Failure Scenarios & Behavior:

  1. ETL Job Failure (No Output):

    • Job exits with non-zero status.
    • No _SUCCESS marker is written.
    • No data files are written (or partial files are ignored).
    • _LATEST.json remains unchanged (points to previous successful run).
    • current/ prefix remains unchanged (stable for SQL queries).
    • Action: Alert triggers, platform team investigates, job can be rerun safely.
  2. Partial Write (Job Crashes Mid-Execution):

    • Some data files may be written to run_id={...}/ path.
    • _SUCCESS marker is missing (incomplete run).
    • Consumers ignore the run (only read runs with _SUCCESS).
    • _LATEST.json and current/ remain unchanged.
    • Action: Platform team can safely rerun (new run_id), or clean up partial files.
  3. Validation Failure (Data Quality Issues):

    • Job completes but validation checks fail (e.g., quarantine rate > threshold).
    • _SUCCESS marker may or may not be written (depends on validation stage).
    • If validation fails before _SUCCESS, run is treated as failed.
    • _LATEST.json and current/ remain unchanged.
    • Action: Data quality team reviews quarantine, fixes source data, reruns.
  4. Circuit Breaker Triggered:

    • Pipeline halts automatically when >100 same errors occur within 1 hour.
    • Job exits with RuntimeError (non-zero status).
    • No _SUCCESS marker is written.
    • No data files are written (or partial files are ignored).
    • _LATEST.json and current/ remain unchanged.
    • Action: Platform team investigates root cause, fixes systemic issue, manually restarts pipeline.
  5. Schema Validation Failure:

    • Schema drift detected (unexpected columns, type mismatches).
    • Job fails fast before writing any output.
    • _LATEST.json and current/ remain unchanged.
    • Action: Schema registry updated, job rerun with new schema version.

Safe Rerun Behavior:

  • Each rerun uses a new run_id (timestamp-based).
  • Previous failed runs remain in storage (audit trail).
  • Only successful runs (with _SUCCESS) are considered for promotion.
  • Promotion to _LATEST.json and current/ is a separate, explicit step after validation.

Promotion Workflow

⚠️ IMPORTANT: For financial data compliance, human approval is required before promoting Silver layer data to production. See HUMAN_VALIDATION_POLICY.md for details.

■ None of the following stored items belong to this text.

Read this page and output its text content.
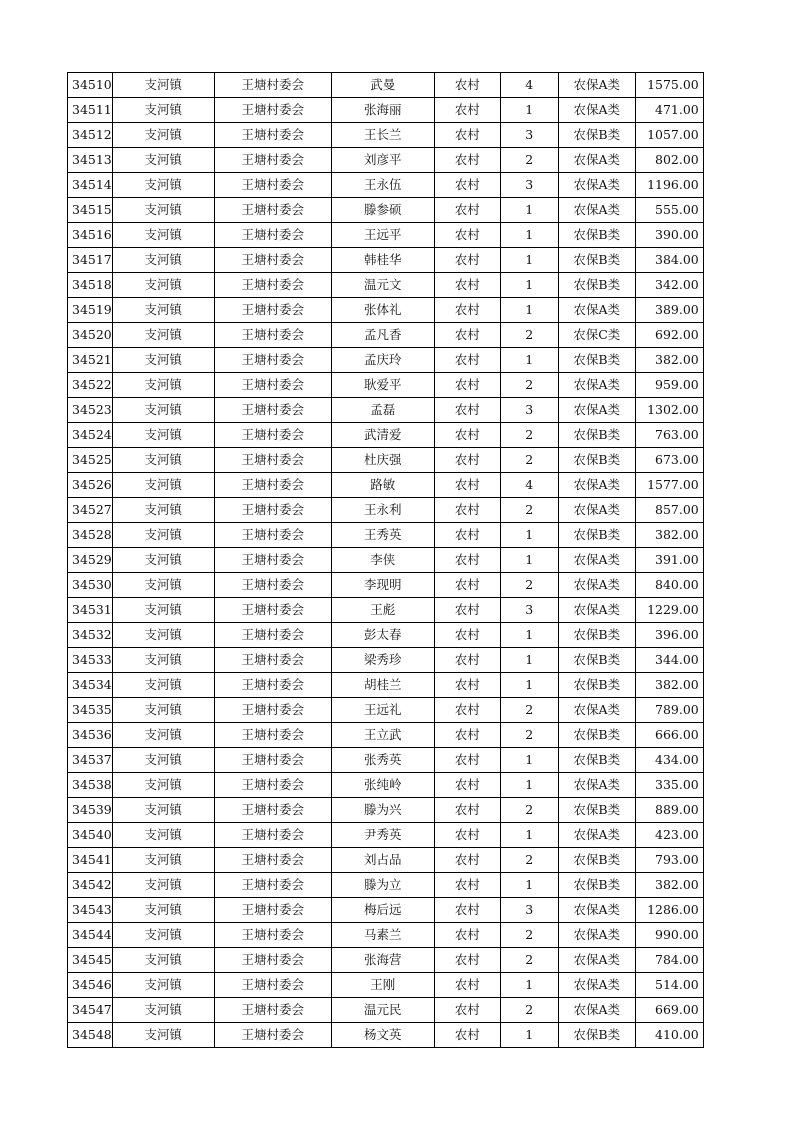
34510	支河镇	王塘村委会	武曼	农村	4	农保A类	1575.00
34511	支河镇	王塘村委会	张海丽	农村	1	农保A类	471.00
34512	支河镇	王塘村委会	王长兰	农村	3	农保B类	1057.00
34513	支河镇	王塘村委会	刘彦平	农村	2	农保A类	802.00
34514	支河镇	王塘村委会	王永伍	农村	3	农保A类	1196.00
34515	支河镇	王塘村委会	滕参硕	农村	1	农保A类	555.00
34516	支河镇	王塘村委会	王远平	农村	1	农保B类	390.00
34517	支河镇	王塘村委会	韩桂华	农村	1	农保B类	384.00
34518	支河镇	王塘村委会	温元文	农村	1	农保B类	342.00
34519	支河镇	王塘村委会	张体礼	农村	1	农保A类	389.00
34520	支河镇	王塘村委会	孟凡香	农村	2	农保C类	692.00
34521	支河镇	王塘村委会	孟庆玲	农村	1	农保B类	382.00
34522	支河镇	王塘村委会	耿爱平	农村	2	农保A类	959.00
34523	支河镇	王塘村委会	孟磊	农村	3	农保A类	1302.00
34524	支河镇	王塘村委会	武清爱	农村	2	农保B类	763.00
34525	支河镇	王塘村委会	杜庆强	农村	2	农保B类	673.00
34526	支河镇	王塘村委会	路敏	农村	4	农保A类	1577.00
34527	支河镇	王塘村委会	王永利	农村	2	农保A类	857.00
34528	支河镇	王塘村委会	王秀英	农村	1	农保B类	382.00
34529	支河镇	王塘村委会	李侠	农村	1	农保A类	391.00
34530	支河镇	王塘村委会	李现明	农村	2	农保A类	840.00
34531	支河镇	王塘村委会	王彪	农村	3	农保A类	1229.00
34532	支河镇	王塘村委会	彭太春	农村	1	农保B类	396.00
34533	支河镇	王塘村委会	梁秀珍	农村	1	农保B类	344.00
34534	支河镇	王塘村委会	胡桂兰	农村	1	农保B类	382.00
34535	支河镇	王塘村委会	王远礼	农村	2	农保A类	789.00
34536	支河镇	王塘村委会	王立武	农村	2	农保B类	666.00
34537	支河镇	王塘村委会	张秀英	农村	1	农保B类	434.00
34538	支河镇	王塘村委会	张纯岭	农村	1	农保A类	335.00
34539	支河镇	王塘村委会	滕为兴	农村	2	农保B类	889.00
34540	支河镇	王塘村委会	尹秀英	农村	1	农保A类	423.00
34541	支河镇	王塘村委会	刘占品	农村	2	农保B类	793.00
34542	支河镇	王塘村委会	滕为立	农村	1	农保B类	382.00
34543	支河镇	王塘村委会	梅后远	农村	3	农保A类	1286.00
34544	支河镇	王塘村委会	马素兰	农村	2	农保A类	990.00
34545	支河镇	王塘村委会	张海营	农村	2	农保A类	784.00
34546	支河镇	王塘村委会	王刚	农村	1	农保A类	514.00
34547	支河镇	王塘村委会	温元民	农村	2	农保A类	669.00
34548	支河镇	王塘村委会	杨文英	农村	1	农保B类	410.00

1. ETL writes to: silver/.../schema_v=v1/run_id=20260121T120000Z/... (isolated run_id path)
1. ETL writes _SUCCESS marker with metrics
1. CloudWatch alarm triggers: "New Run Available for Review" (P2 - 4 hours)
1. Human Review Required:
- Domain Analyst reviews quality metrics (quarantine rate, volume, schema)
- Business validation (sample data review)
- Technical validation (Platform Team)
1. If approved: Update Glue Catalog → promote to production consumption
1. If rejected: Leave run in isolated path, notify Platform Team to investigate
1. Audit: All approvals logged with timestamp, approver, metrics, reason

Note: _LATEST.json and current/ prefix are for Gold layer (**Gold layer structure, governance, and ownership model are best described in Task 2** architecture design), not Silver layer (Task 1).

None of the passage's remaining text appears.